Evaluation of the effects of the body on athletes' emotions and motivational behaviors from the perspective of big data public health.

作者信息

Zhang Qiang, Lian Diandong, Zhang Yiqiao

机构信息

College of Physical Education, Suzhou University, Suzhou, Anhui, China.

Department of Physical Education, Tarim University, Alar, Xinjiang, China.

出版信息

Front Psychol. 2025 Aug 14;16:1640081. doi: 10.3389/fpsyg.2025.1640081. eCollection 2025.

Abstract

OBJECTIVE

An analysis was conducted on the impact of the body on athletes' emotions and motivation from the perspective of Public Health (PH).

METHODS

PSO-KNN (Particle Swarm Optimization-K-Nearest Neighbor) algorithm and PSO-SVM algorithm (Particle Swarm Optimization-Support Vector Machine) were obtained by combining Particle Swarm Optimization (PSO), K-Nearest Neighbor (KNN), and Support Vector Machine (SVM), and then the recognition rates of the two algorithms were compared.

RESULTS

When comparing the PSO-KNN algorithm and PSO-SVM algorithm on baseline removed and baseline not removed, the average recognition rates of PSO-KNN algorithm and PSO-SVM algorithm under emotional state were 56.66 and 54.75%, respectively.

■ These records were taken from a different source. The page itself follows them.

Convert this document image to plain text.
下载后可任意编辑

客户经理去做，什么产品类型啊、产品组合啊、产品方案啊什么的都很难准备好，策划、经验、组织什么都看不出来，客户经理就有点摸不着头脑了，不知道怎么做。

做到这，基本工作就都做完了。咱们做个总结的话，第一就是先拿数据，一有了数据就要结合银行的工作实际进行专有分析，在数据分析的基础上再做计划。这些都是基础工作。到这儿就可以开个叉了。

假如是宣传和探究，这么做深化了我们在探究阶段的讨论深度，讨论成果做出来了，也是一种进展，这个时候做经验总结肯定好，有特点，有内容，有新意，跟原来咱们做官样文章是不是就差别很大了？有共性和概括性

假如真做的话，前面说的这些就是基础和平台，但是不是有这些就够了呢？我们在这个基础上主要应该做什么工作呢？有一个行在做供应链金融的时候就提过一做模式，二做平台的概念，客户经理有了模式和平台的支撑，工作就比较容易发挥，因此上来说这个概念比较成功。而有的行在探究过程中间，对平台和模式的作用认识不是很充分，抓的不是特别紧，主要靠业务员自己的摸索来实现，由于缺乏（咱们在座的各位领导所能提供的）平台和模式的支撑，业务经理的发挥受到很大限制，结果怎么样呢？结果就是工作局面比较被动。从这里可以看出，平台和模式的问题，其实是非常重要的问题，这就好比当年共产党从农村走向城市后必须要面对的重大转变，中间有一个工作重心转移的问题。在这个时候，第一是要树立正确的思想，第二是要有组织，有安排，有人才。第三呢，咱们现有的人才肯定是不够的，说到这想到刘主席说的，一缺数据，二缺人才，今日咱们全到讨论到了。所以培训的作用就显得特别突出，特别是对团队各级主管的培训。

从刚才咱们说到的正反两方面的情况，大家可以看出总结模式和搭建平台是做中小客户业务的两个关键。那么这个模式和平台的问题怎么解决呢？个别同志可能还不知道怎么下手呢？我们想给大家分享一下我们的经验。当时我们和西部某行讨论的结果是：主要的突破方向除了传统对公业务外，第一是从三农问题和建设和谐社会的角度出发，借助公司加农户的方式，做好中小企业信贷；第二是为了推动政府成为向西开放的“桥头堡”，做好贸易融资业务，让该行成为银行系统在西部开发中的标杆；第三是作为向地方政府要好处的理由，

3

The average recognition rates of PSO-KNN algorithm and PSO-SVM algorithm with baseline removal under tension were 53.16 and 50.58%, respectively.

CONCLUSION

The algorithm that removes the baseline is better than the algorithm that does not remove the baseline, and the PSO-KNN algorithm is better than the PSO-SVM algorithm.

摘要

目的

从公共卫生(PH)角度分析身体对运动员情绪和动机的影响。

方法

通过结合粒子群优化算法(PSO)、K近邻算法(KNN)和支持向量机算法(SVM)得到粒子群优化 - K近邻算法(PSO - KNN)和粒子群优化 - 支持向量机算法(PSO - SVM),然后比较这两种算法的识别率。

结果

在去除基线和未去除基线的情况下比较PSO - KNN算法和PSO - SVM算法,情绪状态下PSO - KNN算法和PSO - SVM算法的平均识别率分别为56.66%和54.75%。去除基线情况下紧张状态下PSO - KNN算法和PSO - SVM算法的平均识别率分别为53.16%和50.58%。

结论

去除基线的算法优于未去除基线的算法,且PSO - KNN算法优于PSO - SVM算法。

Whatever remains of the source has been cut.